Era o dia 28 de
Wintarmanoth do ano da graça de 814, o inverno mais rigoroso de que havia
memória.
Hrotrud, a parteira da aldeia de
Ingelheim, avançava penosamente pela neve, a caminho da cabana do cónego. Uma
rabanada de vento agitou as árvores, espetando dedos gelados no seu corpo que
procuravam penetrar através dos buracos e dos remendos das suas finas vestes de
lã. O caminho pela floresta estava cheio de neve; a cada passo que dava,
enterrava-se quase até aos joelhos. A neve acumulava-se-lhe nas sobrancelhas e
nas pestanas; tinha de limpar constantemente a cara para conseguir ver. As mãos
e os pés doíam-lhe de frio, apesar das camadas de trapos de linho em que os
tinha embrulhado.
Apareceu uma mancha negra à sua frente,
no caminho. Era um corvo morto. Neste inverno, até esses robustos necrófagos
morriam de fome: os seus bicos não conseguiam rasgar a carne podre enregelada.
Hrotrud estremeceu, apressando o passo. Gudrun, a mulher do cónego, tinha
entrado em trabalho de parto um mês antes do previsto. Linda altura para uma criança nascer, pensou Hrotrud amargamente. Cinco crianças nascidas só no último mês e
nem uma só sobreviveu mais do que uma semana.
Um violento turbilhão de neve cegou
Hrotrud. Por momentos, perdeu de vista o caminho mal assinalado. Sentiu uma
onda de pânico. Já tinham morrido mais do que um aldeão naquele caminho,
andando em círculos a pouca distância da sua própria casa. Esforçou-se por se
manter direita, enquanto a neve rodopiava à sua volta, envolvendo-a numa
paisagem branca.

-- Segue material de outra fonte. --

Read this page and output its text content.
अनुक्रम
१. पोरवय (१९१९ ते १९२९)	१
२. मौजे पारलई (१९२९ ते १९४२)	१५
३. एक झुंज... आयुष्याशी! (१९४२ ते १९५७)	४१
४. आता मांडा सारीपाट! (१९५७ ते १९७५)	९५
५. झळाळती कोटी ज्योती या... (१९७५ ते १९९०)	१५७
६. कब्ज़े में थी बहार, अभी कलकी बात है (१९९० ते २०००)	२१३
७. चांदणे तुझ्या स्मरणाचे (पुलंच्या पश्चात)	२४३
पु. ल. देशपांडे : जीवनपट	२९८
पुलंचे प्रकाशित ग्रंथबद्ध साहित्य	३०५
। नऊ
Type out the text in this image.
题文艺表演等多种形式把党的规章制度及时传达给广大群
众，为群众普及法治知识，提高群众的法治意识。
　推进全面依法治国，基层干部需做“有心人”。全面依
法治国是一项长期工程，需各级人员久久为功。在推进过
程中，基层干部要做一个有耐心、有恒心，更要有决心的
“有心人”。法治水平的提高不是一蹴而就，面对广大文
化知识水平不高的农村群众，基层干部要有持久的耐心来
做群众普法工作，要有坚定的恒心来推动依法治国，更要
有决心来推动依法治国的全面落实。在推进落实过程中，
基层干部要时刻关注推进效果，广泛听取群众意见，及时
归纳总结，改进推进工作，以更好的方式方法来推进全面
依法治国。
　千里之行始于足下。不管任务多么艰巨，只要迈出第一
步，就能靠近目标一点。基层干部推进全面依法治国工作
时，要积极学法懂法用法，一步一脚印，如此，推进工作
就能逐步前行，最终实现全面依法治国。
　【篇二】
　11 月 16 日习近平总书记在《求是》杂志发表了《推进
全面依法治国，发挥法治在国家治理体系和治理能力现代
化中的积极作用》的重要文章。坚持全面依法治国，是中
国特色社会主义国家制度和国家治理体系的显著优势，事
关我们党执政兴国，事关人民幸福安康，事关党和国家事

Quando o vento abrandou, mal conseguia vislumbrar o caminho.
Continuou a marcha. As mãos e os pés já não lhe doíam; estavam completamente
dormentes. Ela sabia o que isso podia significar, mas não podia ligar; era
importante manter a calma.
Tenho
de deixar de pensar no frio.
Lembrou-se da casa onde tinha
nascido, uma bela casa com uma herdade próspera, de cerca de seis hectares. Era
quente e aconchegada, com sólidas paredes de madeira, muito mais bonita do que
as casas dos seus vizinhos, construídas com simples traves de madeira, cobertas
de argamassa. Na sala principal, havia uma grande lareira, com o fumo a sair em
espiral por uma abertura do telhado. O pai de Hrotrud usava um belo manto de
pele de lontra por cima da sua camisa em linho fino e a mãe usava fitas de seda
nos seus longos cabelos negros. Hrotrud tinha duas túnicas de mangas largas e
um manto da mais pura lã. Lembrava-se de sentir junto à sua pele a maciez e a
suavidade do tecido fino.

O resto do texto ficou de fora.